Qu'est-ce qui m'a empêché de savourer le roman alors que les autres l'ont adorés ?

Serait-ce le manque d'action ? Non, pas vraiment. le récit prend son temps, certes, ce qui nous laisse tout le loisir de faire plus ample connaissance avec Jack, un ancien flic devenu vigile dans une université fréquentée par des gosses de riches.

Les personnages seraient-ils mal travaillés, alors ? Non, pas du tout ! Que du contraire ! Notre Jack est un homme blessé par la mort de sa petite fille et lui et sa femme, Fanny, ont bien du mal à communiquer entre eux.

Leur souffrance est latente, comme prête à exploser. Ils s'aiment mais chacun vit sa vie de son côté, lui travaillant la journée, elle la nuit. Leur couple ne tient que pas habitude, la souffrance vécue étant leur ciment. Ciment qui a tendance à foutre le camp…

Durant toute la lecture, j'ai tenté de deviner ce qu'il s'était passé avec leur enfant, de comprendre pourquoi Fanny avait l'air de reporter toute la culpabilité sur son mari. Comme si c'était lui qui faisait tout à l'envers, comme s'il ne souffrait pas assez, comme si Fanny était la seule à avoir du chagrin…

Comme si le couple voulait oublier les causes de la mort de leur enfant : accident, fatalité, meurtre, omission… Chape de plomb coulée sur la chose.

En tout cas, de ce point de vue là, je ne peux pas reprocher à l'auteur de ne pas avoir su me faire ressentir toute la souffrance de ce couple et de ne pas m'avoir démontré que la perte d'un enfant, dans un couple, pouvait le dévaster profondément. Ici, c'est à petit feu que tout se désagrège.

Alors quoi ? le fait que ce polar tienne plus du drame psychologique que d'une enquête dite "classique" ? Non, pas vraiment… Cela ne m'a pas trop dérangé que l'enquête sur la disparition de Janice Tanner passe un peu au second plan.

Jack n'est pas le meilleur enquêteur de cette petite ville de l'Amérique du Nord, il part parfois dans tous les sens, cassant la gueule à un petit dealer, omettant de fouiller aussi la chambre de la gamine, mais bon, ce n'est pas son job et il a accepté de s'occuper de l'affaire un peu à contrecoeur.

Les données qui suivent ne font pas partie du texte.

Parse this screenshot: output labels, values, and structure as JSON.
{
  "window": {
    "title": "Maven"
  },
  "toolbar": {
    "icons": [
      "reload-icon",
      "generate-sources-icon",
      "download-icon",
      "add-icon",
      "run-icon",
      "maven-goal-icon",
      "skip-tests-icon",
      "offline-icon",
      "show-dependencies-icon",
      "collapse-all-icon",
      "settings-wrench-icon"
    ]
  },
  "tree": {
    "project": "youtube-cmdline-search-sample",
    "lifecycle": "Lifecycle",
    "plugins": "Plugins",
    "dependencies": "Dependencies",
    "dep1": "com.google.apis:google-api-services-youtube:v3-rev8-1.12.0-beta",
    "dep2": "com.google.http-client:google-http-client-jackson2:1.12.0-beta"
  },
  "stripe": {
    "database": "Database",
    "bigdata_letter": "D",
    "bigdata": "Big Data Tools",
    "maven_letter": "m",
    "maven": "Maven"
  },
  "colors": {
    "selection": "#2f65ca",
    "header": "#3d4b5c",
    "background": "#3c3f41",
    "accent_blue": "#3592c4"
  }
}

Le temps démoralisant m'aurait-il tapé sur les nerfs ? Non plus, la neige, tombant quasi sans discontinuer, donne un faux air de huis clos à ce récit et le rend même oppressant à force d'étaler tant de blancheur sur tant de noir.

En fait, mon problème est venu du style d'écriture de l'auteur auquel je n'ai pas accroché. Jack, le narrateur, du fait de sa souffrance intérieure, a une manière de nous raconter les choses et c'est là que le bât à blessé entre lui et moi.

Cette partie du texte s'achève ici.